Каунасское Министерство просвещения издавало ее большой роман, который был назван несколько необычно — «Судьба Шимонисов из Аукштуяй».

— Что это за Аукштуяй? — спросил я ее.

— Это такая деревушка, а Шимонисы — люди, которые в этой деревушке жили….

— А, понятно… — Я начал листать набранные в типографии гранки.

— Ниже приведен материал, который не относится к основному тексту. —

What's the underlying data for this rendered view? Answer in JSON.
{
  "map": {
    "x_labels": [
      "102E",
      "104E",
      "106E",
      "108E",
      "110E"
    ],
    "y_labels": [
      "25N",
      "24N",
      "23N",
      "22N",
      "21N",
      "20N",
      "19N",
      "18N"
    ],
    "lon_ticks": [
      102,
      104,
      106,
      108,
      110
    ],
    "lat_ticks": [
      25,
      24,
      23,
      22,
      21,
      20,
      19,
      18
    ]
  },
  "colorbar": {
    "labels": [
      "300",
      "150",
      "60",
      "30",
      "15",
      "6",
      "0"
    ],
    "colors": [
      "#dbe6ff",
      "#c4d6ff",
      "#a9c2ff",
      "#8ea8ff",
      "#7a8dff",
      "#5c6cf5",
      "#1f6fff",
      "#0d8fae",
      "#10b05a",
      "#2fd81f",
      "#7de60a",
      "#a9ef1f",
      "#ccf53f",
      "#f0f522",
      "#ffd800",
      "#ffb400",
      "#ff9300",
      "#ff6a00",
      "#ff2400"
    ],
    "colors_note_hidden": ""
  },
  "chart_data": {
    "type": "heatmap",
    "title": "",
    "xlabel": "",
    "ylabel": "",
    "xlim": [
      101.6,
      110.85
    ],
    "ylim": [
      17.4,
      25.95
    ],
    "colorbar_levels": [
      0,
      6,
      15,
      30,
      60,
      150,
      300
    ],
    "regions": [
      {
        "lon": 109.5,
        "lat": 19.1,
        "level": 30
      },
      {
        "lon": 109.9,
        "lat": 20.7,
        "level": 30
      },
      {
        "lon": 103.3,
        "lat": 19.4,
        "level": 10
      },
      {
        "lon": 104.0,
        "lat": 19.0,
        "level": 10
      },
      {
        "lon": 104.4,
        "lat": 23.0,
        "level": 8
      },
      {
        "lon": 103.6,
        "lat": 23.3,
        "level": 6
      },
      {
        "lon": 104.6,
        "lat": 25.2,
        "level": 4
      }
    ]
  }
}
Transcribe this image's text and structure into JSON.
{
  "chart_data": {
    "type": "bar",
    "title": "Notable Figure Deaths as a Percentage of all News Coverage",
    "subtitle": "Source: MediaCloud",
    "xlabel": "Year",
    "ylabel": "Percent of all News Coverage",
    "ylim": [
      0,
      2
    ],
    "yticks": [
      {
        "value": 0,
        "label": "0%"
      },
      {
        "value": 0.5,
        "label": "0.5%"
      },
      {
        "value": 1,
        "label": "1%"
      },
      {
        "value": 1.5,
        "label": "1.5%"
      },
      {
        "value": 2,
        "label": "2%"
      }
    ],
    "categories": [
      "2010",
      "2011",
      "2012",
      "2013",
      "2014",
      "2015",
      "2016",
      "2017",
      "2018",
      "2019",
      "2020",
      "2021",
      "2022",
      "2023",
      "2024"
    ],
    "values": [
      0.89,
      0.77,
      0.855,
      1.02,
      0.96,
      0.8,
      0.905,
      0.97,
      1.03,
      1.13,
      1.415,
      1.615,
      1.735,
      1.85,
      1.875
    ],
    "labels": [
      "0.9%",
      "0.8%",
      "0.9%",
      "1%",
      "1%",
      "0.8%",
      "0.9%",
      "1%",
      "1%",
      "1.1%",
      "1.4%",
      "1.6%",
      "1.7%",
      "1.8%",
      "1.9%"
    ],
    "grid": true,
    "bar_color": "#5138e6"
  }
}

В Каунасе этот роман попал в руки одного известного писателя. Симонайтите употребляла слова из диалекта, писателю это совсем не понравилось, и он удивительно неудачно отредактировал рукопись. Во многих местах были выброшены самые характерные для клайпедцев выражения, а присущие этому диалекту синтаксические конструкции кое-как были приспособлены к формам, привычным для каунасских литераторов. Я заметил, что моя гостья взволнована, что для нее мучительно такое отношение к ее труду.